Desde 2007, quando retornou de São Paulo, a vendedora autônoma Lucineide Alves de Sena, 47 anos, enfrenta o sol quente, a pé, vendendo filhós (feito de goma de mandioca e frito no óleo) nas ruas de Iguatu, no Centro-Sul cearense. A iguaria é muito apreciada no sertão nordestino.
A vendedora chama a atenção dos moradores pelo tempo de trabalho e por usar peças do vestuário que combinam com o período que se vivencia. Agora, começou a usar um gorro e assume a personagem de mamãe noel. Ao longo do ano usa roupa de vaqueira, de agricultora e nas festas juninas sai de chapéu de couro e vestido com estampa quadriculada, no estilo caipira.
Nesse período de pandemia, Lucineide tem seguido as regras sanitárias, só trabalha de máscara e com as mãos higienizadas, mesmo assim as vendas caíram cerca de 40%.Segundo ela, “as pessoas ainda estão com medo, não querem que a gente se aproxime”.
Segundo o cálculo da vendedora, “antes da pandemia, vendia uns cem filhós por dia, agora caiu para sessenta”.
Quem é vendedor autônomo tem de ter coragem e disposição, pois é a partir do trabalho que consegue o ganho para viver. “Se não trabalhar, não ganho, e como vou comer, viver?”, relata. “Graças a Deus, criei duas filhas, agora estou criando um netinho de seis anos, tenho saúde e vontade de trabalhar”.
Estação
Lucineide Alves de Sena tem uma história de vida de luta. Começou a trabalhar cedo e perdeu parte da infância, sem estudo e com pouco tempo para brincadeiras.
Era preciso ajudar a mãe, Aurineide, que fazia e vendia tapioca, peixe frito, café, chá, bolo, água, pastel, filhós, na estação de trem. “Comecei trabalhar aos oito anos vendendo para os passageiros do trem que fazia a linha Fortaleza para Juazeiro (do Norte)”, contou. “Era um tempo bom, vendia bem, e trabalhava em um só lugar, mas hoje tenho de andar muito e vendo pouco”.

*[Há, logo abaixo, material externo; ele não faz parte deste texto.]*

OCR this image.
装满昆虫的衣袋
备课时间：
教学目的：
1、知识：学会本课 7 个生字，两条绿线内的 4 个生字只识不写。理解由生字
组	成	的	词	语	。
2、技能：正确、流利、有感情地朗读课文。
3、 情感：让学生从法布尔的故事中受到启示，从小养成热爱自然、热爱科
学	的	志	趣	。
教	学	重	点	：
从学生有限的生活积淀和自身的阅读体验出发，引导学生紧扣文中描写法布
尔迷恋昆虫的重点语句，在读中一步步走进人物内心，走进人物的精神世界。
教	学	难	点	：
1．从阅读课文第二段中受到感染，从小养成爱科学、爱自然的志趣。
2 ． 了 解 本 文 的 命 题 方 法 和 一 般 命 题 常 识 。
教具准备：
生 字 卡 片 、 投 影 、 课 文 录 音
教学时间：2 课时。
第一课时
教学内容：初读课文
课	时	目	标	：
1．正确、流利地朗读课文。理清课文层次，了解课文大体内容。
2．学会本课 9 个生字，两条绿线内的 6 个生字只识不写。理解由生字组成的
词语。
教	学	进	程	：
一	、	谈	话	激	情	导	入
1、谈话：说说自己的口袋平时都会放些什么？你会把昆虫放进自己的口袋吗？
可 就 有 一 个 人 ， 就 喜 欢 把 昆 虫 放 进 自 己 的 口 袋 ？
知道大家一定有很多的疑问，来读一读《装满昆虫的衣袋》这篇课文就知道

O trem passava diariamente em Iguatu às 7 horas e às 19 horas. Dos tempos de criança e adolescente na estação ferroviária ficaram boas lembranças. “A gente vendia água fria, em quartinha de barro e em copo de alumínio”. A água era servida no mesmo copo para várias pessoas. “Não tinha doença, como agora”, comparou.
No período de 1997 a 2007, Lucineide Sena foi morar e trabalhar em São Paulo como empregada doméstica, faxineira e vendedora de lanches. Fez economias, retornou a Iguatu, comprou uma casa e decidiu vender a iguaria. “Sou a mulher dos filhós”, frisou. “Aprendi com minha mãe”.
Tradição e paixão
E qual o segredo para conseguir manter as vendas diárias? “É tratar bem os clientes e agradecer a Deus”, ensina. Separada, tem duas filhas casadas. No ano passado, uma das filhas ficou viúva e a avó passou a criar o neto de seis anos de idade, que às vezes a acompanha nas vendas, pelas ruas da cidade.
E o que Lucineide Sena diz da vida? “Dou graças a Deus por estar viva e agradeço por ter vencido, criado minhas filhas”. E até quando, quer continuar trabalhando? A resposta vem na ponta da língua: “Quero continuar vendendo filhós até morrer”.